As it is, the three dials on the top half of the watch are pretty much useless to me, but that doesn't stop them from being cool.

Radio Signal Indicator

At the 11:00, 12:00, and between 1:00 and 2:30 are indicators for the radio signal.  When the watch is attempting to synch with the atomic clock, the second hand will move to "RX", which is indicated at the 12:00 position.  If the watch fails to receive a signal, the second hand will move to "NO", at 11:00.  If the watch receives a signal, it informs you the strength of that signal by pointing to L (low), M (medium) or H (high) indicators between 2:30 and 1:00.  Very neat.  You can also confirm whether a signal was received by pushing the lower of the two pushers.
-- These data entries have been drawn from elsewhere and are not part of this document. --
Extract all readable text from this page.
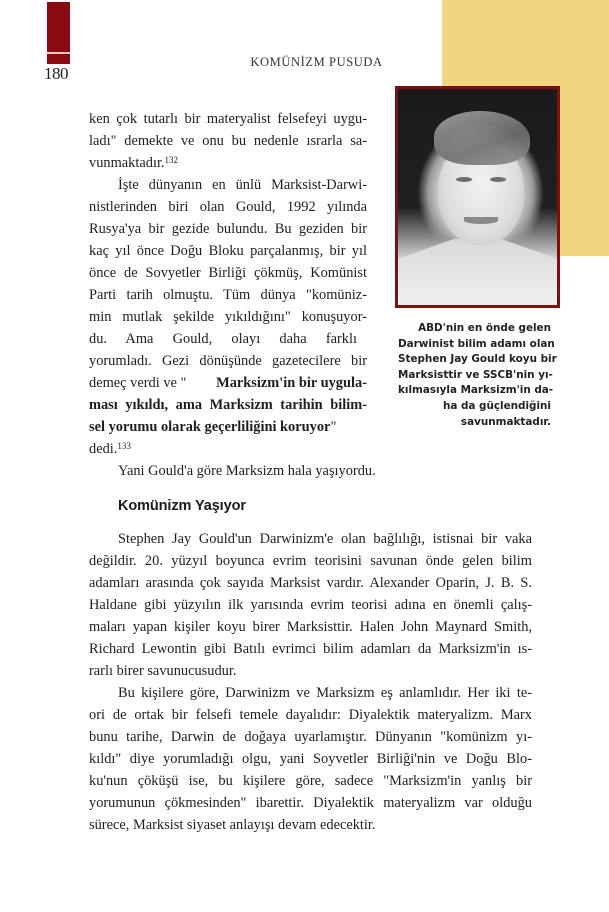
180
KOMÜNİZM PUSUDA
ABD'nin en önde gelen
Darwinist bilim adamı olan
Stephen Jay Gould koyu bir
Marksisttir ve SSCB'nin yı-
kılmasıyla Marksizm'in da-
ha da güçlendiğini
savunmaktadır.
ken çok tutarlı bir materyalist felsefeyi uygu-
ladı" demekte ve onu bu nedenle ısrarla sa-
vunmaktadır.$^{132}$
İşte dünyanın en ünlü Marksist-Darwi-
nistlerinden biri olan Gould, 1992 yılında
Rusya'ya bir gezide bulundu. Bu geziden bir
kaç yıl önce Doğu Bloku parçalanmış, bir yıl
önce de Sovyetler Birliği çökmüş, Komünist
Parti tarih olmuştu. Tüm dünya "komüniz-
min mutlak şekilde yıkıldığını" konuşuyor-
du. Ama Gould, olayı daha farklı
yorumladı. Gezi dönüşünde gazetecilere bir
demeç verdi ve " Marksizm'in bir uygula-
ması yıkıldı, ama Marksizm tarihin bilim-
sel yorumu olarak geçerliliğini koruyor"
dedi.$^{133}$
Yani Gould'a göre Marksizm hala yaşıyordu.
Komünizm Yaşıyor
Stephen Jay Gould'un Darwinizm'e olan bağlılığı, istisnai bir vaka
değildir. 20. yüzyıl boyunca evrim teorisini savunan önde gelen bilim
adamları arasında çok sayıda Marksist vardır. Alexander Oparin, J. B. S.
Haldane gibi yüzyılın ilk yarısında evrim teorisi adına en önemli çalış-
maları yapan kişiler koyu birer Marksisttir. Halen John Maynard Smith,
Richard Lewontin gibi Batılı evrimci bilim adamları da Marksizm'in ıs-
rarlı birer savunucusudur.
Bu kişilere göre, Darwinizm ve Marksizm eş anlamlıdır. Her iki te-
ori de ortak bir felsefi temele dayalıdır: Diyalektik materyalizm. Marx
bunu tarihe, Darwin de doğaya uyarlamıştır. Dünyanın "komünizm yı-
kıldı" diye yorumladığı olgu, yani Soyvetler Birliği'nin ve Doğu Blo-
ku'nun çöküşü ise, bu kişilere göre, sadece "Marksizm'in yanlış bir
yorumunun çökmesinden" ibarettir. Diyalektik materyalizm var olduğu
sürece, Marksist siyaset anlayışı devam edecektir.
All in all, a very nice watch.  A tad complicated, but actually quite easy to use.  

After a week of wearing it, I would make the following improvements:

1) LED lights for the whole face rather than just the LCDs

2) LED lights that work regardless of mode

3) Second time zone indicated at 12:00 dial, rather than UTC (though I'm sure people will disagree with me on this one, so I'm not too fussed)

4) Alarm indicated at 2:00 dial, rather than 24 hour hand

5) Mode dial that works in default crown position, rather than having to pull the crown out to change modes

6) Bezel that is easier to turn

I think you'll agree that these are all pretty minor points.  So far, I'm thrilled with the watch.